Когда я шла домой (а ведь за короткое время я привыкла считать это место своим домом), мне хотелось выплеснуть все обиды, скинуть тяжесть этого дня, получить мудрый совет или пусть даже критику. Но всё пошло не так, и теперь откровения застревают во мне, продолжая ранить. Сейчас я каждую минуту ожидаю вспышки недовольства и грубости, и Инессе приходится по крупицам вытягивать из меня информацию, которой я делюсь очень осторожно. Я бы и вовсе ничего не рассказала, но больше мне не с кем посоветоваться. Да и образ дурнушки Эллы полностью зависит от моего эмоционального визажиста.
Инесса чутко уловила во мне перемены и теперь изо всех сил старается вернуть моё расположение, не растеряв при этом чувство собственного достоинства. Мне жалко её, и я совсем не хочу, чтобы эта боевая женщина лебезила передо мной, сопливой девчонкой. Я готова принять, что она… Ну, вот такая она – резкая, переменчивая, взбалмошная грубиянка. А ещё очень добрая, щедрая, искренняя и ранимая. Она говорит, что любит меня, и я ей верю – правда верю! Но постараюсь не забывать, что здесь я лишь временная квартирантка и лучше бы мне не распахивать так бесхитростно свою душу, чтобы потом не было очень больно.
– Инесса, я бы очень хотела выглядеть на работе хоть немного симпатичнее. И ладно очки, но этот парик просто невыносим.
– Девочка моя, кажется, это ты не хотела быть узнанной. А любой другой парик напомнит твоему Женьке Геллу, ведь он видел её и блондинкой, и брюнеткой… Причёска способна изменить образ человека почти до неузнаваемости, а у нас просто не осталось вариантов – твоя зажигалка Гелла их все использовала. Так что, не хнычь – чем сложнее путь, тем меньше на нём конкурентов.
– На моём пути их вообще нет, потому что они обогнали меня по короткой и гладкой дороге.

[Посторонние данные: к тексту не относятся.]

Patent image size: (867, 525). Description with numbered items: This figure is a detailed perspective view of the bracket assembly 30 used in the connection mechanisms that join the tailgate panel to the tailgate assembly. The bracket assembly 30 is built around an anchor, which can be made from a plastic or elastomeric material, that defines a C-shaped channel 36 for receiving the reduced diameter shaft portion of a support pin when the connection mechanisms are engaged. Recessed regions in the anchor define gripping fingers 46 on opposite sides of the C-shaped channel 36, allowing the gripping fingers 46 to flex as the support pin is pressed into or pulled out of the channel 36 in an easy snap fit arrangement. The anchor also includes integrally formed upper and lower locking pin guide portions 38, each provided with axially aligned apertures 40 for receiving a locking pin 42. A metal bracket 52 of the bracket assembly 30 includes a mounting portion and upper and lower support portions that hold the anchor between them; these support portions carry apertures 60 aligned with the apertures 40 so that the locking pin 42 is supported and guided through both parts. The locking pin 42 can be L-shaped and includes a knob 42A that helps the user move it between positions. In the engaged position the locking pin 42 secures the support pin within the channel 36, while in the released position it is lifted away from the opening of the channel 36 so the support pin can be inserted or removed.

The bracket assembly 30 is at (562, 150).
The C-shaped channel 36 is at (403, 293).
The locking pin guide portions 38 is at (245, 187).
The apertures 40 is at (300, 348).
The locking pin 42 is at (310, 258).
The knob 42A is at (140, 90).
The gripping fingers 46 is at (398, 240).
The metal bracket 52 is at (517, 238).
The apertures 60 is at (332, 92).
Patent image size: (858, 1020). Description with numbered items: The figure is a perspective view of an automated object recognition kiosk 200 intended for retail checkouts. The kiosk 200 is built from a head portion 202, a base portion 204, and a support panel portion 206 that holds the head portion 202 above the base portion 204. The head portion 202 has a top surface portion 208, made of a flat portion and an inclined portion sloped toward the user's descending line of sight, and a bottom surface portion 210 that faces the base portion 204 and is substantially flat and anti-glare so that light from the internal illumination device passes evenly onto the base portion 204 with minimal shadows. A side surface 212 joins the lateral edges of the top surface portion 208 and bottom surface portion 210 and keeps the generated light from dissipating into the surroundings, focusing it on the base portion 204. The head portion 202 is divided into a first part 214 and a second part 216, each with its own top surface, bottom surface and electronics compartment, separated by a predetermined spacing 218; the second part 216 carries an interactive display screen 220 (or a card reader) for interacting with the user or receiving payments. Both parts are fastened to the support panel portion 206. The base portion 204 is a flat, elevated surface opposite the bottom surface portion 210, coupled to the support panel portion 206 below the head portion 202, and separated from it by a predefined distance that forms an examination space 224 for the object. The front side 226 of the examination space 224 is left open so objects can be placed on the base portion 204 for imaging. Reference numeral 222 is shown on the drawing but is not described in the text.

– Правильно. Но то, что легко пришло, и потерять не жаль, а ценится то, что досталось с большим трудом.
– Ну, это если только речь о Гелле, а очкастенькая секретарша вряд ли кому интересна.
– Как знать, – хитро улыбнулась Инесса. – И, кстати, о твоей Гелле… Рисковое дело ты замыслила. Хитро, но опасно. Ведь от хитрожопой до хитровы*банной очень зыбкий мостик, деточка, а в твоём случае это может быть один приват-танец.
33 Женя
Сквозь сон ощущаю цветочный сладковатый аромат, тёплое дыхание и мягкое прикосновение губ к моему виску. Ласковые руки ерошат мои волосы, гладят по голове.
– М-м… – это единственное, на что я сейчас способен, хотя хочется громко замурчать.
– Ну спи, спи, сыночек, – тихий шёпот, и губы целуют моё плечо.
В памяти всплывает, что я у родителей, вспыхивает совершенно неожиданная радость по этому поводу, и в сон я уплываю с улыбкой.
Следующее пробуждение настолько же не похоже на предыдущее, как кнут на пряник. На ноги резко падает тонный груз и чьи-то беспощадные руки давят на живот, грозя взорвать мочевой пузырь.
– Подъём, медвежонок! Ну, Женька-а, хватит дрыхнуть! – Наташкин голос с утра звучит куда противнее, чем мой привычный сумасшедший будильник, который я уже больше года хочу поменять, но, проснувшись, напрочь забываю об этом.
– Спасибо, что напомнила, почему я не люблю оставаться у вас на ночь, – бормочу, еле ворочая непослушным языком.
– У вас? Обнаглел?! Ты вообще-то у себя дома! – Наташкина ладонь хлёстко лупит меня по груди.
– А по ощущениям, будто в пыточной камере.